The Regina Opera Company has been presenting full length operas, complete with orchestra, lighting, sets and costumes, since 1970. They began as a small group of dedicated singers who gave opera recitals, with piano accompaniment at the Regina Pacis-St. Rosalia Parish Youth Center in Borough Park/Dyker Heights. In 1976,they moved to a larger stage there and acquired an orchestra in 1982. In 2012, they moved to their present home, Our Lady of Perpetual Help School auditorium at 59th Street and Sixth Avenue, which is kind of between Bay Ridge and Brooklyn Chinatown.

Not only is it a great opera company, but for $25 or less you can take a seat of your choice, right behind the orchestra if you like with the stage right in front of you, English translation unobtrusively shown way above the stage, and enjoy world class acting, singing and musicianship. Add in a couple of dollars for coffee and cookies and you are in a working man’s heaven.

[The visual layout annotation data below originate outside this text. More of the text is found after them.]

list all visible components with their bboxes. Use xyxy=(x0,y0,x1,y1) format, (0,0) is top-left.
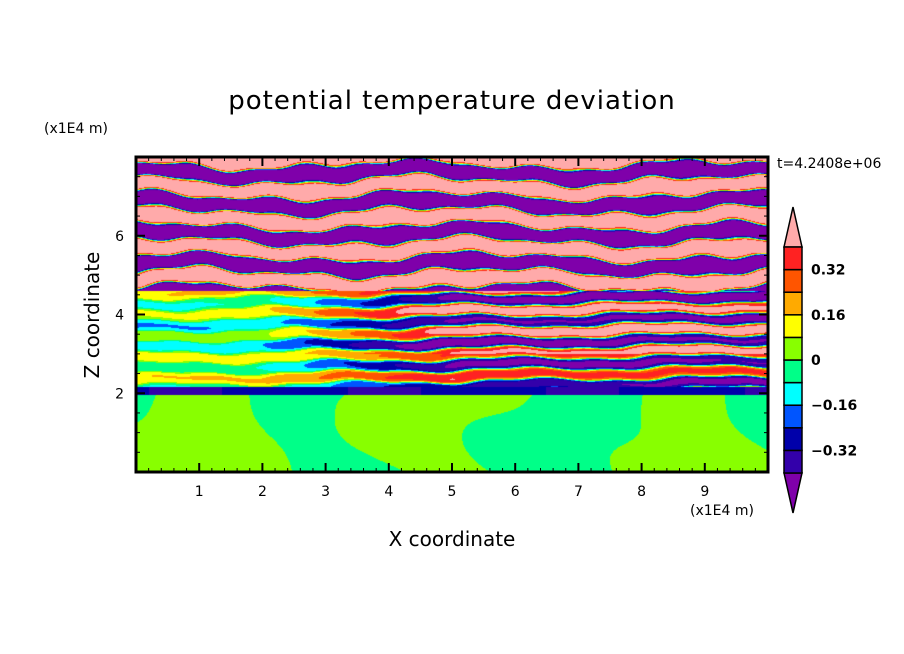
y-axis-unit: (x1E4 m) xyxy=(44,121,108,137)
colorbar-swatch xyxy=(783,246,803,271)
y-tick-label: 2 xyxy=(115,386,124,402)
colorbar-swatch xyxy=(783,268,803,293)
x-tick-label: 6 xyxy=(511,484,520,500)
colorbar-label: 0.16 xyxy=(811,308,846,324)
plot-frame xyxy=(134,155,770,474)
x-tick-label: 3 xyxy=(321,484,330,500)
x-tick-label: 5 xyxy=(448,484,457,500)
colorbar-swatch xyxy=(783,291,803,316)
colorbar-swatch xyxy=(783,449,803,474)
time-label: t=4.2408e+06 xyxy=(777,156,882,172)
chart-title: potential temperature deviation xyxy=(228,86,676,116)
colorbar-over-triangle xyxy=(783,206,803,248)
colorbar-swatch xyxy=(783,314,803,339)
x-tick-label: 7 xyxy=(574,484,583,500)
x-tick-label: 2 xyxy=(258,484,267,500)
colorbar-label: 0.32 xyxy=(811,263,846,279)
colorbar-swatch xyxy=(783,427,803,452)
colorbar-under-triangle xyxy=(783,472,803,514)
x-tick-label: 9 xyxy=(700,484,709,500)
colorbar-swatch xyxy=(783,404,803,429)
y-tick-label: 6 xyxy=(115,229,124,245)
x-tick-label: 4 xyxy=(384,484,393,500)
colorbar-swatch xyxy=(783,359,803,384)
colorbar-swatch xyxy=(783,381,803,406)
x-axis-unit: (x1E4 m) xyxy=(690,503,754,519)
colorbar-label: −0.16 xyxy=(811,398,857,414)
x-axis-label: X coordinate xyxy=(388,527,516,551)
y-tick-label: 4 xyxy=(115,308,124,324)
contour-field xyxy=(136,157,768,472)
x-tick-label: 1 xyxy=(195,484,204,500)
colorbar-label: −0.32 xyxy=(811,443,857,459)
x-tick-label: 8 xyxy=(637,484,646,500)
colorbar-swatch xyxy=(783,336,803,361)
colorbar-label: 0 xyxy=(811,353,821,369)
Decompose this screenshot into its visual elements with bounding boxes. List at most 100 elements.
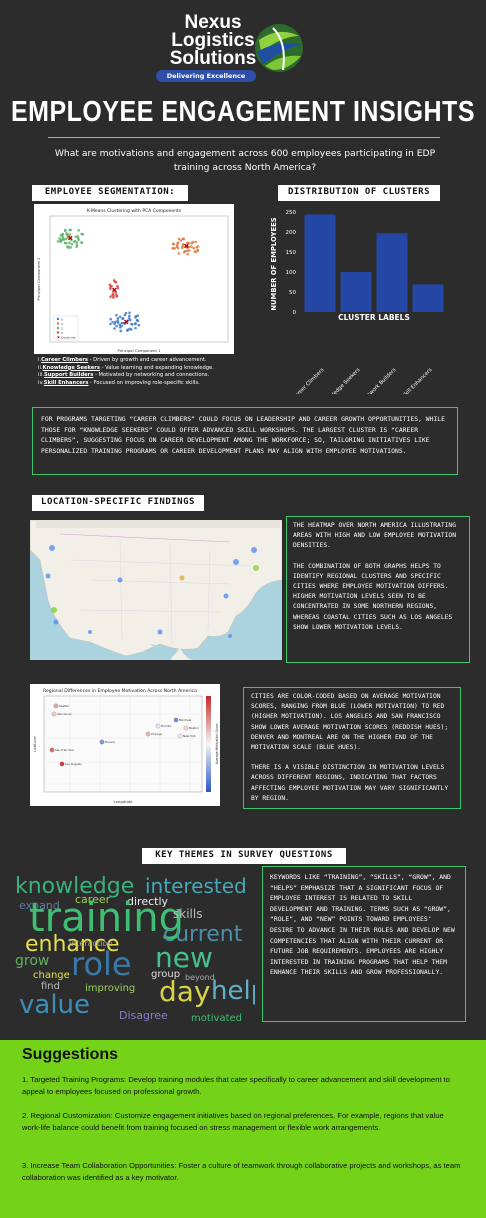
scatter-point bbox=[63, 228, 67, 232]
title-divider bbox=[48, 137, 440, 138]
page-title: EMPLOYEE ENGAGEMENT INSIGHTS bbox=[10, 95, 476, 129]
company-name-line1: Nexus bbox=[184, 12, 242, 33]
scatter-point bbox=[75, 243, 79, 247]
scatter-point bbox=[180, 246, 184, 249]
scatter-y-label: Principal Component 2 bbox=[36, 257, 41, 301]
scatter-point bbox=[175, 243, 179, 247]
scatter-point bbox=[186, 252, 189, 256]
scatter-point bbox=[65, 232, 68, 235]
scatter-point bbox=[116, 317, 120, 320]
insight-text: FOR PROGRAMS TARGETING “CAREER CLIMBERS”… bbox=[41, 415, 445, 455]
city-point bbox=[145, 731, 151, 737]
scatter-point bbox=[119, 329, 123, 333]
regional-svg: Regional Differences in Employee Motivat… bbox=[32, 688, 219, 804]
suggestion-item-2: 2. Regional Customization: Customize eng… bbox=[22, 1111, 444, 1132]
scatter-point bbox=[173, 247, 176, 250]
section-label-themes: KEY THEMES IN SURVEY QUESTIONS bbox=[142, 848, 346, 864]
city-label: Vancouver bbox=[57, 712, 73, 716]
regional-title: Regional Differences in Employee Motivat… bbox=[43, 688, 197, 694]
section-label-segmentation: EMPLOYEE SEGMENTATION: bbox=[32, 185, 188, 201]
scatter-point bbox=[128, 311, 131, 314]
scatter-title: K-Means Clustering with PCA Components bbox=[87, 208, 182, 214]
scatter-point bbox=[73, 240, 76, 243]
wc-word: interaction bbox=[69, 939, 113, 948]
city-point bbox=[99, 739, 105, 745]
legend-item-1: 1 bbox=[61, 322, 63, 326]
regional-text-2: THERE IS A VISIBLE DISTINCTION IN MOTIVA… bbox=[251, 764, 449, 802]
scatter-point bbox=[130, 323, 134, 326]
scatter-point bbox=[120, 321, 124, 325]
scatter-points: ✖ ✖ ✖ ✖ bbox=[56, 228, 200, 333]
x-tick-label: Skill Enhancers bbox=[401, 367, 433, 394]
heatmap-text-1: THE HEATMAP OVER NORTH AMERICA ILLUSTRAT… bbox=[293, 522, 457, 550]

Their first production this year was Tosca, written by the Italian Giacomo Puccini, based on a play written by a Frenchman, Victorien Sardou in 1887.

Just like the Regina production I saw last spring, La Traviata, Tosca is another horribly sad tale of love and death. Omigod, were there ANY happy endings in the 19th century?

What happens is that a painter is finishing up a religious portrait in a church, when an escaped political prisoner (there’s a war on, of course) runs into the church to hide. The painter gives him some food and a place to hide, and of course gets in trouble for this. It turns out that the chief of police lusts after the painter’s girlfriend and uses this opportunity to jail and threaten to kill the painter unless his girlfriend (Tosca) gives herself up to him – that’s a polite way to say allows him to rape her.

In the end, the evil police chief, the political prisoner, the painter and Tosca all end up dying, but before they go there is a lot of tremendous artistry happening.

Regina presents one opera for the fall season, and two in the spring, plus various concerts in between. There were four performances of Tosca, plus two public rehearsals. The main roles are generally split between three performers. In other words, in the case of Tosca, her role was played by Tara Jamshidian for two performances, Audrey DuBois Harris for two, and Sara Beth Pearson for two.

To give you an idea of the caliber of what is being presented to you in a high school auditorium, DuBois Harris has performed for both Aretha Franklin and Barack Obama, and was Franklin’s favorite soprano. She starred in the show I saw.

Sarah Beth Pearson has sung with the Metropolitan Opera as well as the Baltimore Opera and Washington National Opera. Tara Jamshidian is an up and coming singer who has already performed with the Metropolitan Opera Guild and the New Jersey Opera Theater.

Of course I had a wonderful afternoon at the opera, but I am not a very knowledgable critic (yet). I will say that at the spring performance of Lucia Di Lammermoor I was overwhelmed and moved by the performance of Makila Kirchner, a coloratura who played the title role. She was so good that she shone above the performers.

In Tosca, the performances were all uniformly good, although none were as shining as the Lucia I saw. I don’t know whether that’s because of the way the plays are written, or the particular cast. Each performance had its pluses.

Regina is dormant until their winter gala concert on February 2. Then comes I Pagliacci (that must be the one about a clown) in March, and back to Verdi’s La Traviata in May (including on my birthday). Everything is on their website.

If you are not an operagoer, do yourself a favor and experiment with Regina. It’s not only a great afternoon of culture, but of community as well.